今、注目の共産主義について考える(85)。北鮮帰還問題(14)。チュチェ思想の国は地上の地獄だった。帰還者を待ち受ける強制収容所
在日朝鮮人を両親に持つ青年が語る、強制収容所での10年と、決死の亡命劇『さらば、収容所国家北朝鮮』(姜哲ファン、監修落合信彦、1994年2月発行)という本があります。姜氏は北鮮帰還事業で北朝鮮に渡った在日朝鮮人を両親に持ち、北朝鮮で生まれた人です。この本には北鮮帰還事業によって帰国した人々とその日本人妻たちの悲惨極まる状況が記されています。この本の中の“強制収容所“に関する記述を紹介します。
「そう、強制収容所には完全統制区域と革命化区域の2種類がある。前者は主に政治理由で罪に問われた本人が収容され、死ぬまで出ることができない。後者は私たちのような重罪人の家族や、政治的理由でも比較的罪の軽い者が収容される地域。飢えと寒さに耐えて生き延びれば、いつかは出られる可能性が高い。

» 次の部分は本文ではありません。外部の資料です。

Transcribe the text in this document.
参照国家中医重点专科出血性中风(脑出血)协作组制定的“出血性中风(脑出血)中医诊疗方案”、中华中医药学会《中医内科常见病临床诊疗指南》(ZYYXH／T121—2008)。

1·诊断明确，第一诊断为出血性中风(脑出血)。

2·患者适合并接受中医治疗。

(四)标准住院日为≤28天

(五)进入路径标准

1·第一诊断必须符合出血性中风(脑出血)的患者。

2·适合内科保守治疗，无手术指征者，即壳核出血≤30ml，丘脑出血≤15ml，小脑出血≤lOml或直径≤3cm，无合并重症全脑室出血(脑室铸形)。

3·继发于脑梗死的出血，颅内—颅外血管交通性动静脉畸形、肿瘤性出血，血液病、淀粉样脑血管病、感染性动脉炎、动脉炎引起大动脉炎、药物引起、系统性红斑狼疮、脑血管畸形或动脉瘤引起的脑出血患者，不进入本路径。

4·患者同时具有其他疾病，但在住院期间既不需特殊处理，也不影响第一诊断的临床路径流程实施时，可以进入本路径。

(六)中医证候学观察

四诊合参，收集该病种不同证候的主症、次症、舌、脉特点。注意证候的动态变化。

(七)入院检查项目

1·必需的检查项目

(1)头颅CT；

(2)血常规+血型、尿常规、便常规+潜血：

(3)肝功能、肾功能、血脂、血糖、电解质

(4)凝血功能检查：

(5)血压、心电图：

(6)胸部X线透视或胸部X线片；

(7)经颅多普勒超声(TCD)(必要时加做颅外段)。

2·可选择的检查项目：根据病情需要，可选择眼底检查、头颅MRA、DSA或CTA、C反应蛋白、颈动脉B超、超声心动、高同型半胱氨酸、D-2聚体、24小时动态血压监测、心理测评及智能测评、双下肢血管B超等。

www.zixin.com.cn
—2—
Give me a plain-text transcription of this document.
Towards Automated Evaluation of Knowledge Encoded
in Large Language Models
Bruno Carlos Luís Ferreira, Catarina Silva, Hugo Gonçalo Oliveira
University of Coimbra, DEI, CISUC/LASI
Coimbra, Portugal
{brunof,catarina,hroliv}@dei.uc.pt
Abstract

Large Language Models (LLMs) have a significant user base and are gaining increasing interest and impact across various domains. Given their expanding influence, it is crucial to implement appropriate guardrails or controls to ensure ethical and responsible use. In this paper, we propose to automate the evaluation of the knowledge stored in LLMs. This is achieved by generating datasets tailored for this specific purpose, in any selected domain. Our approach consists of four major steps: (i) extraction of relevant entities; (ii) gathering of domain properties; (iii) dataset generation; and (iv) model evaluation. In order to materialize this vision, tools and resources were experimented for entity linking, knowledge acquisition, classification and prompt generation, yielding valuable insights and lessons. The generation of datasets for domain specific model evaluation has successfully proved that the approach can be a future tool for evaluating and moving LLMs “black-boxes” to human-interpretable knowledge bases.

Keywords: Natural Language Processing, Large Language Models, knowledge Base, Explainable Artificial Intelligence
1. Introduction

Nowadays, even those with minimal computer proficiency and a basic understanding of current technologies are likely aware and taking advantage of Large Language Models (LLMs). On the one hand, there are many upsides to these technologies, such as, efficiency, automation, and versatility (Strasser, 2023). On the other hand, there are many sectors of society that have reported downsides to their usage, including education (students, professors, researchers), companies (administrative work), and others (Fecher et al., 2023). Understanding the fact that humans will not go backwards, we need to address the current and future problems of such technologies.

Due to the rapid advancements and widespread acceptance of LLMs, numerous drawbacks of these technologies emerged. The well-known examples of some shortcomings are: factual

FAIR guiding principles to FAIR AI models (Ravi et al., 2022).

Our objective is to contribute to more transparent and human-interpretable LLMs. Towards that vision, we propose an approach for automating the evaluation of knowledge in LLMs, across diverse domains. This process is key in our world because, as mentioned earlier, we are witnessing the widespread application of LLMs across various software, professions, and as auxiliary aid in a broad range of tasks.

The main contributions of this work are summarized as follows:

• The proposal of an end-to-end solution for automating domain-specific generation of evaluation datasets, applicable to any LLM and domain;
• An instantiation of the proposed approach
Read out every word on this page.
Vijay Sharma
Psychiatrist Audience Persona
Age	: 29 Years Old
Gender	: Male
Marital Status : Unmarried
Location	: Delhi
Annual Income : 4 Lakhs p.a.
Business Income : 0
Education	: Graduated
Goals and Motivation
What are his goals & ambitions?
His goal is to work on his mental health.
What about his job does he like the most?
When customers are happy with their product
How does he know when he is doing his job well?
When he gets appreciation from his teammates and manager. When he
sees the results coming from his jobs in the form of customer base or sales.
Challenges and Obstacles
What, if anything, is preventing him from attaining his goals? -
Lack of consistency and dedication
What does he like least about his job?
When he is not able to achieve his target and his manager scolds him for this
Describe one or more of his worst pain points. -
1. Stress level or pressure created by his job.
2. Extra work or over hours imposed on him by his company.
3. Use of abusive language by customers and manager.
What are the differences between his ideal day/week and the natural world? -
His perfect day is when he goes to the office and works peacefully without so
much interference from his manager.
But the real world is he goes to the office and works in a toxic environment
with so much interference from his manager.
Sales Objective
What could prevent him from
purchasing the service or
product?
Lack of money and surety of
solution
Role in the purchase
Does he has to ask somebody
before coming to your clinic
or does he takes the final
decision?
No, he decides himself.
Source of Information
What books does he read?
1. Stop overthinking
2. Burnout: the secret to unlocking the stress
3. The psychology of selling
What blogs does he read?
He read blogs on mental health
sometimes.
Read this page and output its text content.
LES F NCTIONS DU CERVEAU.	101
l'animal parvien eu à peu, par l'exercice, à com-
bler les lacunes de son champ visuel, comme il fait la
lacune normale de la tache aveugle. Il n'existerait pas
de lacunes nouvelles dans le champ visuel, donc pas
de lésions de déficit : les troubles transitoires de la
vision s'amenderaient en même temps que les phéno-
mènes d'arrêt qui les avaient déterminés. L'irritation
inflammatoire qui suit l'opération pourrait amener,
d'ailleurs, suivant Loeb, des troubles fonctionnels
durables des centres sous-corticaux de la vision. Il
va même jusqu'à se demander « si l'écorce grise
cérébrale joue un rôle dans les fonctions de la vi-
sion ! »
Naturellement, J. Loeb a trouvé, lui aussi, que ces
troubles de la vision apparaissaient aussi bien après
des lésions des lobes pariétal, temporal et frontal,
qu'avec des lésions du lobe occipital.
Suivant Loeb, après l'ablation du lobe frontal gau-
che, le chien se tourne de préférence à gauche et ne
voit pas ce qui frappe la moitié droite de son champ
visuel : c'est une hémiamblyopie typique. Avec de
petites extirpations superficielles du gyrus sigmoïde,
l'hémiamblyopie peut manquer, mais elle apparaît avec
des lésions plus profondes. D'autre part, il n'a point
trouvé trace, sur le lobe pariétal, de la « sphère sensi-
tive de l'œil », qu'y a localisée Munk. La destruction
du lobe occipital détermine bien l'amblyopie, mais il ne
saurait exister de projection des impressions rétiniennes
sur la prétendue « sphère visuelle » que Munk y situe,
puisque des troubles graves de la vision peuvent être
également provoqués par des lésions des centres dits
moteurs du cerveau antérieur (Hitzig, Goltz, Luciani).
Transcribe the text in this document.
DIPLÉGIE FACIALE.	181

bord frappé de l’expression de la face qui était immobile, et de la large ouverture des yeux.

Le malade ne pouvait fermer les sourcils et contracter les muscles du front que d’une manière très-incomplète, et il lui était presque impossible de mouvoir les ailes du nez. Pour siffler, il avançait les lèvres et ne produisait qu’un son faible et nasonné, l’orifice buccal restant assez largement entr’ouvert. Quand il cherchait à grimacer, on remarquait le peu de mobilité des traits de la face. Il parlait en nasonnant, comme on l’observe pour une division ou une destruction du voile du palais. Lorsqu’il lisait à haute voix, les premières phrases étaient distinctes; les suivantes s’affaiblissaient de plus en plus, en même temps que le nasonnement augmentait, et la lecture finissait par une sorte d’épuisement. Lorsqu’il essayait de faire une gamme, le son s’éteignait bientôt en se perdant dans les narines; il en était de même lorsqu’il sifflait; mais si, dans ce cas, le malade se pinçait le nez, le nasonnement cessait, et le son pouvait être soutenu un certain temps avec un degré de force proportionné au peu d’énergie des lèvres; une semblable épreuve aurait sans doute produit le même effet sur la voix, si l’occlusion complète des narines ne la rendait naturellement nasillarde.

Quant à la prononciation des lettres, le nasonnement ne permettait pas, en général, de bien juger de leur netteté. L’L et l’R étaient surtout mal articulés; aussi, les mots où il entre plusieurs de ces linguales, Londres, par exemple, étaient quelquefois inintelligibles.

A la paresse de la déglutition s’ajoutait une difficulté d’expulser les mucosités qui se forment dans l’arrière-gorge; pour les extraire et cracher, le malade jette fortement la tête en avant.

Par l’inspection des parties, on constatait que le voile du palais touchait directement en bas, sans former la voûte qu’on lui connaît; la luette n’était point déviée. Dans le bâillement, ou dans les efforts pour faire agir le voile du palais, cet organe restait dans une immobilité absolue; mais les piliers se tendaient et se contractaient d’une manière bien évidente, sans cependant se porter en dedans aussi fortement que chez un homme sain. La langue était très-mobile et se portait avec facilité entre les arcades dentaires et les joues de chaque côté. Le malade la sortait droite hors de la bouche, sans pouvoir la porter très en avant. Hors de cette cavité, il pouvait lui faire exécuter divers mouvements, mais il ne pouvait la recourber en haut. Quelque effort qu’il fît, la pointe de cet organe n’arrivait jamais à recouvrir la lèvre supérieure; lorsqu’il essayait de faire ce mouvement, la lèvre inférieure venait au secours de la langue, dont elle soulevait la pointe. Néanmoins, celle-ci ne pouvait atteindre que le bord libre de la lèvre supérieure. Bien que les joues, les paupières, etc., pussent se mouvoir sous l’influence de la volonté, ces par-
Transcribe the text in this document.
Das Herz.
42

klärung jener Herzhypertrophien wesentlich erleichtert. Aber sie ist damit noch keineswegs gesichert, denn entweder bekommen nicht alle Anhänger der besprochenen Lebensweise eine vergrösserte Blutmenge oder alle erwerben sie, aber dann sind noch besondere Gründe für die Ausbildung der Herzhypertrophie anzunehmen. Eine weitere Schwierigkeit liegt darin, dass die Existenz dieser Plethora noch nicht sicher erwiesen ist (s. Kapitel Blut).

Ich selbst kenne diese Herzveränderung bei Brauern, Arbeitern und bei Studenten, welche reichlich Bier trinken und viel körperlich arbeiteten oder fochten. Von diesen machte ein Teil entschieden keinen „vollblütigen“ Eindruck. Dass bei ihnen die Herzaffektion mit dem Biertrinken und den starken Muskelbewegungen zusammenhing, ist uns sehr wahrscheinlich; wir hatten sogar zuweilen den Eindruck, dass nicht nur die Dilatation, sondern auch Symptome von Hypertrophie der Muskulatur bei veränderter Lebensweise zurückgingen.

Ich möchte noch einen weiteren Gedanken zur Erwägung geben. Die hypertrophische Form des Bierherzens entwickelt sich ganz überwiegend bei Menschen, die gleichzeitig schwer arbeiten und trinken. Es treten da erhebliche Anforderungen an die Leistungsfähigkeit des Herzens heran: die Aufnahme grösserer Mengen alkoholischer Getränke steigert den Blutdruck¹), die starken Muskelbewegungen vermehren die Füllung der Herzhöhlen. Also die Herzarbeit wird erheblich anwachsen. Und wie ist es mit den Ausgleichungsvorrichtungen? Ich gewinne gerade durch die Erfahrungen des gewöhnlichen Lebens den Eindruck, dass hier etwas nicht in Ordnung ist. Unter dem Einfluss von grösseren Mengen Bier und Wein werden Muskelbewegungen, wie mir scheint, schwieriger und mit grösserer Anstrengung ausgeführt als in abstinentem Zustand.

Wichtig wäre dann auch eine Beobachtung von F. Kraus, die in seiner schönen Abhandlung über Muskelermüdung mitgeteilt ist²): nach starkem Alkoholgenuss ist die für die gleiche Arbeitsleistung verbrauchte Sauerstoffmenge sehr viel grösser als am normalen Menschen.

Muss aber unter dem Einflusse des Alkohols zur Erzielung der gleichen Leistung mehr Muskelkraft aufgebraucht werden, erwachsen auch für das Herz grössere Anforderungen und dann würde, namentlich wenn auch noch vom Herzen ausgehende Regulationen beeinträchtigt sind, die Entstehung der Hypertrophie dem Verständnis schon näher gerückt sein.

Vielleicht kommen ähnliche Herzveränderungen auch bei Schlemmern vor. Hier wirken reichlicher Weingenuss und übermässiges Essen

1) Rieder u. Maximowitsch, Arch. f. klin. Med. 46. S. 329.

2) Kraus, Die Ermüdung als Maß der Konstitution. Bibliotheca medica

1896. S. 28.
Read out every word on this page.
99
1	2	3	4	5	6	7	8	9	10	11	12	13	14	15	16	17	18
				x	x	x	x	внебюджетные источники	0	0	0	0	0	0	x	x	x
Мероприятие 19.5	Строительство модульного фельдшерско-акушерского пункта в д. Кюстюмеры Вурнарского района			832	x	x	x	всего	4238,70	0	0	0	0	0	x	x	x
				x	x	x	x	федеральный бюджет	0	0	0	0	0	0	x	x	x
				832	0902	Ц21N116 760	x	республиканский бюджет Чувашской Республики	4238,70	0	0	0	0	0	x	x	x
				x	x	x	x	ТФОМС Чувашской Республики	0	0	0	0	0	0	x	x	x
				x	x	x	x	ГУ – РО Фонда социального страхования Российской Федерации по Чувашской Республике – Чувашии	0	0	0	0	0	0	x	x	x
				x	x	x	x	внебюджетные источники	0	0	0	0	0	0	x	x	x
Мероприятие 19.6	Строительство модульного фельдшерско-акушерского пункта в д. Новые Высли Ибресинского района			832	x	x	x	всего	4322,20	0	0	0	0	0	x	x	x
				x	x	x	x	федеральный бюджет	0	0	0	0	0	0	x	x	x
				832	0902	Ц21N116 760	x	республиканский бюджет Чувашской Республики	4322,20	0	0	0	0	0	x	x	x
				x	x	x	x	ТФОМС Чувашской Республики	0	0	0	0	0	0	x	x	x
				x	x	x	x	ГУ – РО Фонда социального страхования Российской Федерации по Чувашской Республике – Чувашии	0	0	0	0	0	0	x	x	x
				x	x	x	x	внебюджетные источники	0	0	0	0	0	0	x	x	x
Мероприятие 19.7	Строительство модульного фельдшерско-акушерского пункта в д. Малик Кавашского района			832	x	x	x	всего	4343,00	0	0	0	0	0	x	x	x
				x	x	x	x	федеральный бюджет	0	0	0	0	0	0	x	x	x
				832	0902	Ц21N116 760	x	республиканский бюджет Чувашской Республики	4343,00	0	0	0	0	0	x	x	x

早いのもは2、3年で出所している。北朝鮮にはこうした収容所が12ヶ所あり、計15万人〜16万人が収容されている。私が収容されることになったのは平壌から北東に約150キロの地点にある耀徳(ヨドック)収容所だ。この収容所は咸鏡南道耀徳郡にあり、平安道と咸鏡道を分ける山岳地帯の東側に位置している。ここにはこれまでに約5万人もの罪もない人々が強制収容され、その1割が日本からの帰還者で占められていた。他の収容されている人々は『体制批判者』『外国へ逃亡を企画』『反党分子』『外国のスパイ』『朝鮮戦争時の治安隊加担者』とその家族、それに『旧地主』『親日派』『宗教家』などである」「広大な収容所は徳山と彩霊峰を結ぶ高い尾根によってふたつに区切られている。収容所の正門から見て左側が私たちの収容された『革命化区域』。右側が永遠に生きて出られない『完全統制化区域』。この両者の境界線には高圧電流が流れる二重、三重の鉄条網が走っている。ちなみに噂では金賢姫さんの家族は耀徳収容所の『完全統制化区域』に入れられているという」。
「日本からの帰国者だけの居住区域である10班村には、私がいた約10年間のあいだに約5800人が送り込まれてきた」「耀徳収容所に初めて在日朝鮮人帰国者が送り込まれたのは1974年。このときは約100世帯800人ほどが革命化区域に収容された。その後、年を追うごとに帰国者の収容者は増え続け、毎年500〜1000人のペースで送り込まれてきた。もちろん収容者は100パーセント何の罪も犯していないのだから、当然その家族には収容される理由など、あるわけがない。それにもかかわらず、このような蛮行が実施されたのは、金日成・金正日親子が日本からの帰国者を体制を揺るがす可能性のある危険分子とみなしていたからだ」と記述されています。
まさに、地上の地獄としか言えません。想像をはるかに超えた悲惨な状況です。戦後最大の人権侵害事件です。このような共産主義チュチェ思想の国を、いったいなぜ“地上の楽園”と宣伝したのでしょうか。日本の政党やマスコミはどのように関わったのでしょうか。責任が問われます。